Tras escuchar lo que decían aquellos hombres a la salida del callejón de los Locos, Nicolás Flamel aguardó un tiempo prudencial, después de que se marcharan, y se alejó a toda prisa de aquel lugar. La noche era oscura por culpa de los nublados que cubrían el cielo de París y ocultaban la luna. Por ello, cuando el astro aparecía entre los nubarrones y su fría luz iluminaba el paisaje, Flamel aprovechaba para acelerar el paso por las callejas vacías y acogidas al silencio.

La oscuridad llevaba a que la gente buscase el resguardo y cobijo de sus hogares. Las tinieblas eran el dominio del averno y la noche el tiempo de los demonios, según sostenían los clérigos en sus prédicas y sermones. Hasta que Flamel llegó a Les Halles no vio un alma. Estaba cerca de las tapias del cementerio de los Inocentes cuando decidió tomar la calleja de la derecha y dar un rodeo para no pasar bajo la mirada de las gárgolas que, desde los aleros del campo santo, vigilaban atentas el cielo con aire siniestro. Los clérigos afirmaban que tenían como misión defender los recintos sagrados y enfrentarse a los diablos que, en medio de la noche, trataban de profanarlos. Con todo, al escribano le provocaban desasosiego. Aceleró el paso para llegar lo antes posible a su casa. Sabía que Pernelle estaría angustiada, temiendo que le hubiese ocurrido alguna desgracia. Tenía por costumbre, cuando preveía que el trabajo retrasaría su vuelta a casa, enviarle recado con alguno de los oficiales de la escribanía. En esta ocasión había envuelto su visita al viejo magister en el secreto y se había prolongado más de lo previsto.

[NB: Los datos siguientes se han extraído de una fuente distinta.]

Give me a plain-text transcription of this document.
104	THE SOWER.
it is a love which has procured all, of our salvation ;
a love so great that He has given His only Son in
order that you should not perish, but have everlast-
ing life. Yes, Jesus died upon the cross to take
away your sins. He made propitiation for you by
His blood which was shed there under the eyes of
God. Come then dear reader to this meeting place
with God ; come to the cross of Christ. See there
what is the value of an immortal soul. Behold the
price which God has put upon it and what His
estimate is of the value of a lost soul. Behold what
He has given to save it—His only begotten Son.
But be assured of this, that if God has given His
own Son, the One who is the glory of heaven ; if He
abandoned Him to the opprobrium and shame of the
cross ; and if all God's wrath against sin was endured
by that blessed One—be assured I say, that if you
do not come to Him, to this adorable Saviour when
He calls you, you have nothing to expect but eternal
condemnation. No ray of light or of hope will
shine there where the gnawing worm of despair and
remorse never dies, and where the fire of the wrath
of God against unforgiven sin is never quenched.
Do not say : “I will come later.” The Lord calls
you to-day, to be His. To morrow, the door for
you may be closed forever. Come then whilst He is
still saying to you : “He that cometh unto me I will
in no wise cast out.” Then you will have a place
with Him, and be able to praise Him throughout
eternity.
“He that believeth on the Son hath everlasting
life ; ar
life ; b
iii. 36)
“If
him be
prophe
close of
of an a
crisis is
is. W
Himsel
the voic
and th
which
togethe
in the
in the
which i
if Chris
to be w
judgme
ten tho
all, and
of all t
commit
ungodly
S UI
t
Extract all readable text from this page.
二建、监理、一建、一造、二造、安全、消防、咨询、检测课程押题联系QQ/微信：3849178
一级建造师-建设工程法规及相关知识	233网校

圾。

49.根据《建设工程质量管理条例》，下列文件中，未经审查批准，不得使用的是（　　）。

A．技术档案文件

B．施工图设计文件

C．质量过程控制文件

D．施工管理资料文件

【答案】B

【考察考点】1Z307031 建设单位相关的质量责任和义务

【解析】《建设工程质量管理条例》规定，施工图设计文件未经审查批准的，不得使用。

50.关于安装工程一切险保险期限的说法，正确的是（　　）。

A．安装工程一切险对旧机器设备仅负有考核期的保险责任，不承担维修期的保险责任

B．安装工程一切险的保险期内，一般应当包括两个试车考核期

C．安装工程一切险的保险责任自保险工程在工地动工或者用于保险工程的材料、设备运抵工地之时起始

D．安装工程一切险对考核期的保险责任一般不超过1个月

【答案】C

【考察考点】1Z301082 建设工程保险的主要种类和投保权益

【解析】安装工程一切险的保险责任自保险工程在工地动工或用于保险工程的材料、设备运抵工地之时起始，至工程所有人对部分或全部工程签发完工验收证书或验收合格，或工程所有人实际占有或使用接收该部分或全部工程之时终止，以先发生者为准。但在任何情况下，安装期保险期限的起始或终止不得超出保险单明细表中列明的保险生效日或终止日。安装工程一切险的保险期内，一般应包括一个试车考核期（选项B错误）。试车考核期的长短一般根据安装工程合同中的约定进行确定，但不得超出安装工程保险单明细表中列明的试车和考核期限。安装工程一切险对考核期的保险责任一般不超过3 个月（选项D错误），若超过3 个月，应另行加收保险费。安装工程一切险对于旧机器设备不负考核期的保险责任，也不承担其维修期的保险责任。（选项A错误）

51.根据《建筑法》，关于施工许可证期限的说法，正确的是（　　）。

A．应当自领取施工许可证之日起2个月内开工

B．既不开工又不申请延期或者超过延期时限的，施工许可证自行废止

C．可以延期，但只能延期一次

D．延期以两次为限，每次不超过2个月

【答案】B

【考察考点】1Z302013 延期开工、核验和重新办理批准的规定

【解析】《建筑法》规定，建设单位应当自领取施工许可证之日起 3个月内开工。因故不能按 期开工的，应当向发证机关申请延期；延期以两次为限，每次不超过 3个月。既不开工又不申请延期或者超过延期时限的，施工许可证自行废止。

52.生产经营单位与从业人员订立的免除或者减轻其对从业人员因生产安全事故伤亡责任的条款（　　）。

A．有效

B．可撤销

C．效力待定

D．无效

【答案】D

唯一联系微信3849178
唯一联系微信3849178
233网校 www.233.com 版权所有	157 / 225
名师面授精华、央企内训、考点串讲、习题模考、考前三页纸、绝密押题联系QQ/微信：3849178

Al llegar a la iglesia de Sainte Catherine, oyó sonar las campanas del reloj que, desde hacía pocos meses, lucía en una de las torres del ayuntamiento. Lo habían traído de Milán, y durante varias semanas los maestros relojeros habían tratado de ajustar el mecanismo al paso de las horas. Las protestas eran continuas porque no pocos señalaban que su medida del tiempo distaba mucho de la que realizaban con sus clepsidras, sus relojes de arena o los llamados relojes de fuego. Había quien sostenía que los desfases llegaban casi a una hora por día. Flamel contó diez campanadas; decididamente era muy tarde para regresar a casa.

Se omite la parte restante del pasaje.